Mr Kern said the fact the interest rates the British government was paying on its borrowing were low reflected the “collective judgment” of the bond markets that this country was following the right path.
“There are many things that can be done, but you focus on those areas that don’t make the long-term position worse, like infrastructure investment and helping businesses to invest more.”
Mr Kern said there was no reason why the benefits of infrastructure development should take years to trickle down. “It’s not beyond our ingenuity to start spending money in three to six months.”
Jonathan Portes, director of the National Institute of Economic and Social Research, is a former chief economist at the Cabinet Office.
As a short-term measure to increase demand, he advocates a big cut in national insurance (NI) contributions paid by younger workers, those on low salaries and their employers.
This reduction would remain in place until unemployment fell significantly and would be funded by higher borrowing.
“It might mean cutting NI contributions to close to zero for those on lower than £15,000,” he told Channel 4 News.
Mr Portes disputed that a rise in government borrowing would lead to higher interest rates.
“The government’s predictions that if it borrowed extra there would be panic in the bond markets has proved to be wrong. We’re trying to deal with a weakness in private sector demand.
The government’s predictions that if it borrowed extra there would be panic in the bond markets has proved to be wrong. Jonathan Portes, NIESR
“The government is right in that over the longer term you need fiscal credibility. But the impact of proposals like this on the long-term sustainability of the public finances is close to zero. It would add a small amount to debt, but not very much, and at current rates it can borrow very cheaply.”

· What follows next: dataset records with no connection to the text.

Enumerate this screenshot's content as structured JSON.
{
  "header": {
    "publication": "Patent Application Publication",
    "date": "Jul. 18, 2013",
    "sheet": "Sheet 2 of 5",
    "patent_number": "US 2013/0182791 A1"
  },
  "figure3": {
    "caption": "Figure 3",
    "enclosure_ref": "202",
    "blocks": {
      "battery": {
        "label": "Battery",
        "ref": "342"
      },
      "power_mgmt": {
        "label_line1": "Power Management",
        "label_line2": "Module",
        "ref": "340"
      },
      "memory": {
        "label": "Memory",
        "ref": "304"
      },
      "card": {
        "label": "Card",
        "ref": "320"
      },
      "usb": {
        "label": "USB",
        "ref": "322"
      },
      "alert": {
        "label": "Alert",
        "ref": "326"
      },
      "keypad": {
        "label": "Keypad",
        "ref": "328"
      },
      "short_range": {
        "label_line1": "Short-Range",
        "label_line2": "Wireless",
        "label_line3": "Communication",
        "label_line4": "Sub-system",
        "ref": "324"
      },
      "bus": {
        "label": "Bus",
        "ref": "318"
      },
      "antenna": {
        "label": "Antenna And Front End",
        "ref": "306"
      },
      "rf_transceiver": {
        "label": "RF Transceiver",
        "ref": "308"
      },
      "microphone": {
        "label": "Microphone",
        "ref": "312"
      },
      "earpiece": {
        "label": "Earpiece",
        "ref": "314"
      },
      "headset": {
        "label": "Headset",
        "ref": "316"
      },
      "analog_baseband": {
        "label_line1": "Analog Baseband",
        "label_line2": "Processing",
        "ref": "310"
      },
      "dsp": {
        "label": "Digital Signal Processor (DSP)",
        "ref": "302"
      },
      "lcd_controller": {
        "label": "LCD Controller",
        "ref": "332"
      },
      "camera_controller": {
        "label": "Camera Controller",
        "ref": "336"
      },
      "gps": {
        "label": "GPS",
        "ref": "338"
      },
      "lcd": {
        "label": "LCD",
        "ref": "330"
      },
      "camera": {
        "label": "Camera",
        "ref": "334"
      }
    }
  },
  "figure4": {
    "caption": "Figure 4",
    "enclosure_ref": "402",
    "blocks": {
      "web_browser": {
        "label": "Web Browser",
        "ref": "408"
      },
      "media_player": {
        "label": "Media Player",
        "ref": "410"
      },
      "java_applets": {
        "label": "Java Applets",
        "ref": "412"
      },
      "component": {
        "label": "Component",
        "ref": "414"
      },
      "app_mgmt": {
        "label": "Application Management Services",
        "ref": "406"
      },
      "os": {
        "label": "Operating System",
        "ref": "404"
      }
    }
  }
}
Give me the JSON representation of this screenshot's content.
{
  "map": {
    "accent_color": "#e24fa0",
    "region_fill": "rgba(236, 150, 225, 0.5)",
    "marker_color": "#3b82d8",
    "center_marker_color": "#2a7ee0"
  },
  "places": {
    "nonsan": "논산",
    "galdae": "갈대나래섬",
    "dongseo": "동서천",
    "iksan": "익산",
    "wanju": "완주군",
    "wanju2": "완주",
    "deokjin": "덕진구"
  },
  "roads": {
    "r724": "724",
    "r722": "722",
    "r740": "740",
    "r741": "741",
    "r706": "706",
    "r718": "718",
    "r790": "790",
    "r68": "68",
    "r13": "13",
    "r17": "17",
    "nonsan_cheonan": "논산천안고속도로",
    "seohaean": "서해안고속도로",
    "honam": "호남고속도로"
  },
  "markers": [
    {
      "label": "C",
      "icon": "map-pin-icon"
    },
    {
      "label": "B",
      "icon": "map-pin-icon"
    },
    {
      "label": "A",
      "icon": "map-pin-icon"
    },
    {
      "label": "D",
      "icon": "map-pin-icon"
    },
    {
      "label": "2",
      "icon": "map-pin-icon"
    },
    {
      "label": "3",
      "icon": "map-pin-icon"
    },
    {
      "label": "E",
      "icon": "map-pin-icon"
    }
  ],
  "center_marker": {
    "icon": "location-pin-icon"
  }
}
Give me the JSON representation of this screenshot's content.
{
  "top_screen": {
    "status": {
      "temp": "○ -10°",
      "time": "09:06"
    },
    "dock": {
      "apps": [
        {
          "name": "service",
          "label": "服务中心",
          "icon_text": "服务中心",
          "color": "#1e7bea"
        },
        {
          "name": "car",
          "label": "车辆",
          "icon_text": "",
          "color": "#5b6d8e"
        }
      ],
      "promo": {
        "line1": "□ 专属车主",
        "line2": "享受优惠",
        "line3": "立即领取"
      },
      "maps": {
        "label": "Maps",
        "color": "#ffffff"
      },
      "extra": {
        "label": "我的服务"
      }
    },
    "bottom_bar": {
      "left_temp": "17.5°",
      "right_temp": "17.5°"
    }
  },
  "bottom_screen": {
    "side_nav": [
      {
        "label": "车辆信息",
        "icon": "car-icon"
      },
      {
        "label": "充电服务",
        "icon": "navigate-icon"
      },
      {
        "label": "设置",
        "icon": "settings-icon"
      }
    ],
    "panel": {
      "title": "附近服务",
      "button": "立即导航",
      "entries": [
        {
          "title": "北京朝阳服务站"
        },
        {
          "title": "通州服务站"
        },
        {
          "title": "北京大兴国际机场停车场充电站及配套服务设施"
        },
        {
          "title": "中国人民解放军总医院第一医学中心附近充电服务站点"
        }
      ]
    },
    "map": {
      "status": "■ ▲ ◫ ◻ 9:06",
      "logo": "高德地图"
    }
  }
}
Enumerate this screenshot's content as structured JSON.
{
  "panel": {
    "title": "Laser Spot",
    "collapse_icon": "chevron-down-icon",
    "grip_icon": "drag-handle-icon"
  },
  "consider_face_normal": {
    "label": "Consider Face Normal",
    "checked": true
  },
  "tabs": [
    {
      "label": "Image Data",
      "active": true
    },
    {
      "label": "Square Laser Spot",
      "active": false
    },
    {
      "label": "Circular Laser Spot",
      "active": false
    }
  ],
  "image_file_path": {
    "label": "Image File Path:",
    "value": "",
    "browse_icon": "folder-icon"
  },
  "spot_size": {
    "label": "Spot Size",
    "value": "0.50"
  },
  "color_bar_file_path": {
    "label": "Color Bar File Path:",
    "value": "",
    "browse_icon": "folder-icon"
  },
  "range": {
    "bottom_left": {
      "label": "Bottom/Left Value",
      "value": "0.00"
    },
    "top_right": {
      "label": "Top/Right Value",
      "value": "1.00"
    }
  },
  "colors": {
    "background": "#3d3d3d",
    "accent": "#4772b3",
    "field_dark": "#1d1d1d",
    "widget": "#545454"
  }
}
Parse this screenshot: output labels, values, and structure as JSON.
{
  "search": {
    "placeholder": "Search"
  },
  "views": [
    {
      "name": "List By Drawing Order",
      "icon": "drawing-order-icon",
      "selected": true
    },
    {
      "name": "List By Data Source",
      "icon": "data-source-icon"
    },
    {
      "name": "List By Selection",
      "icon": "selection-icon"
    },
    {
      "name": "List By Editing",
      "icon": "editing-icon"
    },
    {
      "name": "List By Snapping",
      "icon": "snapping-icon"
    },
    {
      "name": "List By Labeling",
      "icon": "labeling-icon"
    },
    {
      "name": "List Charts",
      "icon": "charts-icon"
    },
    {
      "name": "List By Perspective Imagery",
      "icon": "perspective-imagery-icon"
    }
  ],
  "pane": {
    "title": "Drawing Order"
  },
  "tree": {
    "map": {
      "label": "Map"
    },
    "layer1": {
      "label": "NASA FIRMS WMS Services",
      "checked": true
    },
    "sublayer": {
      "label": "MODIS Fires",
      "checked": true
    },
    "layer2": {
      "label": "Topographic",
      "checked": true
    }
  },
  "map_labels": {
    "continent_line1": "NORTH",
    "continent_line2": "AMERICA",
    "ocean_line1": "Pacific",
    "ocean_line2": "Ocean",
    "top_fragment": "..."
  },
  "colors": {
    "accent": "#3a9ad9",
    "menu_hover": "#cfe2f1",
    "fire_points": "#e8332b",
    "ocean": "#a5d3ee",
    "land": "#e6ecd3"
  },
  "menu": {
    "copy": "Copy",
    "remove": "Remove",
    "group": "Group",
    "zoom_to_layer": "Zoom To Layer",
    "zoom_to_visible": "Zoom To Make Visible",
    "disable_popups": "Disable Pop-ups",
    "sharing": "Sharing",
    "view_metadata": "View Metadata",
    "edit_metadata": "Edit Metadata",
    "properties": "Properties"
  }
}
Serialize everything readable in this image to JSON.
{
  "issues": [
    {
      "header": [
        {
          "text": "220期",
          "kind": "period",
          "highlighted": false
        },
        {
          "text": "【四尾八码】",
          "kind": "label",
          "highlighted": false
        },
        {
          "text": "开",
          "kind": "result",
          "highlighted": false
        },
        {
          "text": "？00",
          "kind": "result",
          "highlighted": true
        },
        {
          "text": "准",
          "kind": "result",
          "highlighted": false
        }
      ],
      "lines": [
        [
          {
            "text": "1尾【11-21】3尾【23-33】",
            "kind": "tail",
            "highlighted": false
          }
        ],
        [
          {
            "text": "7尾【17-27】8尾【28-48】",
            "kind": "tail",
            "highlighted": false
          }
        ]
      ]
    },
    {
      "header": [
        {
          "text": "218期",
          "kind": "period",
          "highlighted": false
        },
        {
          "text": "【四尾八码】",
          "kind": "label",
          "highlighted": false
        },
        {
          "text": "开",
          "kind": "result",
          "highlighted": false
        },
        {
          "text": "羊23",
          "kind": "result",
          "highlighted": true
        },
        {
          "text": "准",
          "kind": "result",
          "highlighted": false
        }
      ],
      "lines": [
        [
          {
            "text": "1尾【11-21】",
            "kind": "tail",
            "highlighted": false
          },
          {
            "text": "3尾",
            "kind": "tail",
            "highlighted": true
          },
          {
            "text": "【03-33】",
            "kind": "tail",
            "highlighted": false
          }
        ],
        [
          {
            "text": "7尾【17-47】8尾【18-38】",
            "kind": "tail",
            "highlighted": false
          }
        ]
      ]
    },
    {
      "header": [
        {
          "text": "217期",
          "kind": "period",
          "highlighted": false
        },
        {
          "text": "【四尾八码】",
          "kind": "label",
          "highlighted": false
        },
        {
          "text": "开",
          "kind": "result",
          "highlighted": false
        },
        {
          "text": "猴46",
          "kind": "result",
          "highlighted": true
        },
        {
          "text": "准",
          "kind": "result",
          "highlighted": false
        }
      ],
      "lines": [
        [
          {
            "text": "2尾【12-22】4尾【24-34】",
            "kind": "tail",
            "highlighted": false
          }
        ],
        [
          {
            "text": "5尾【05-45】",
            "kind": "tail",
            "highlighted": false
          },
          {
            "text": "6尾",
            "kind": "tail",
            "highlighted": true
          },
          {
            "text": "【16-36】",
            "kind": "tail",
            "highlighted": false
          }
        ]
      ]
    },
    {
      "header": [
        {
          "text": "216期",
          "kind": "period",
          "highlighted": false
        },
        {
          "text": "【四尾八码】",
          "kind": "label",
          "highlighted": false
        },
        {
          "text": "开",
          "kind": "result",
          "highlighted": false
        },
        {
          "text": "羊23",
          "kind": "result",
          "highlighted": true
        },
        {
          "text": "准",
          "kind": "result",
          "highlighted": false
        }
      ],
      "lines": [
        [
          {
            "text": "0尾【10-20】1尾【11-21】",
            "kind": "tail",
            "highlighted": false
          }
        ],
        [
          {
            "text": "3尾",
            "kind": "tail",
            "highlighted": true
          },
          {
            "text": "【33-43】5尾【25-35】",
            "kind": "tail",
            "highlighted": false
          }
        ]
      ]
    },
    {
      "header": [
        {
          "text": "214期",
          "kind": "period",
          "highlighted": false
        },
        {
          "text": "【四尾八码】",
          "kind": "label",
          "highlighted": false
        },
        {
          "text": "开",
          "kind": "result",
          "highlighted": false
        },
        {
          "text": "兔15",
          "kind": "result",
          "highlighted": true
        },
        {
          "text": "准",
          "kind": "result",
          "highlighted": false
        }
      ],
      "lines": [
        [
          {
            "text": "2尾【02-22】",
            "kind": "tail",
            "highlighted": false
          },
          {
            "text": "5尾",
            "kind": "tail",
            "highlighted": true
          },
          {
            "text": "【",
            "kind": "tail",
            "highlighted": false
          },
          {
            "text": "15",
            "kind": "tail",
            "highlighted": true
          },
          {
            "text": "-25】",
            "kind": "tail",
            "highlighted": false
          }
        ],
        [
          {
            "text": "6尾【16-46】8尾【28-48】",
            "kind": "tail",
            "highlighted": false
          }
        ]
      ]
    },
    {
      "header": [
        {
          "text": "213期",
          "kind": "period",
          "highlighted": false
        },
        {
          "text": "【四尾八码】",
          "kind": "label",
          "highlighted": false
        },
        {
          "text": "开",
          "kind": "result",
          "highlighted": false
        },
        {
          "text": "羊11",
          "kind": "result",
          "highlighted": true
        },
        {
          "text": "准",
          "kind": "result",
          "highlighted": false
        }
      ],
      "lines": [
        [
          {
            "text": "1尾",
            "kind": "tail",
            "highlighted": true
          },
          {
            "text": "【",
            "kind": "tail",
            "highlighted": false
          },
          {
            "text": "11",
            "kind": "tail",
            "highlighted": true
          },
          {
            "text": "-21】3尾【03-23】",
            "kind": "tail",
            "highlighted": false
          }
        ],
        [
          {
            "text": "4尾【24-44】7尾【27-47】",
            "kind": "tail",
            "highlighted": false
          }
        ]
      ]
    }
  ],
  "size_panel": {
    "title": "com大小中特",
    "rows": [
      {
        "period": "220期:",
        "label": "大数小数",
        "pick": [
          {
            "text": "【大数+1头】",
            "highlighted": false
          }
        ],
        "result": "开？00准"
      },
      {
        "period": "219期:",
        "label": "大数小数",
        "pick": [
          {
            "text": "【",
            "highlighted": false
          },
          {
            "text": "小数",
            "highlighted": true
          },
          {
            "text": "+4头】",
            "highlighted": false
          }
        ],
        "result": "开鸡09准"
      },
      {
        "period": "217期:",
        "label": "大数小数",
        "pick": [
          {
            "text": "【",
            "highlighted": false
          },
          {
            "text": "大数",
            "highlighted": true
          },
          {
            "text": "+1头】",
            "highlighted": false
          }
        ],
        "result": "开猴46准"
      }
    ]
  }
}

Mr Portes said the government’s plan for a review of public sector pay, that could lead to different rates across the country, was a good idea.
“Over the longer term, some of the measures the government is suggesting are quite sensible. Regional public sector pay is potentially quite beneficial to the public and private sector,” he said.
The argument is that public sector pay is too low in London and the south east, which means unfilled vacancies, and too high for private sector employers to compete against in some other parts of Britain.
“In the long term, it’s bad for London and the regions,” said Mr Portes.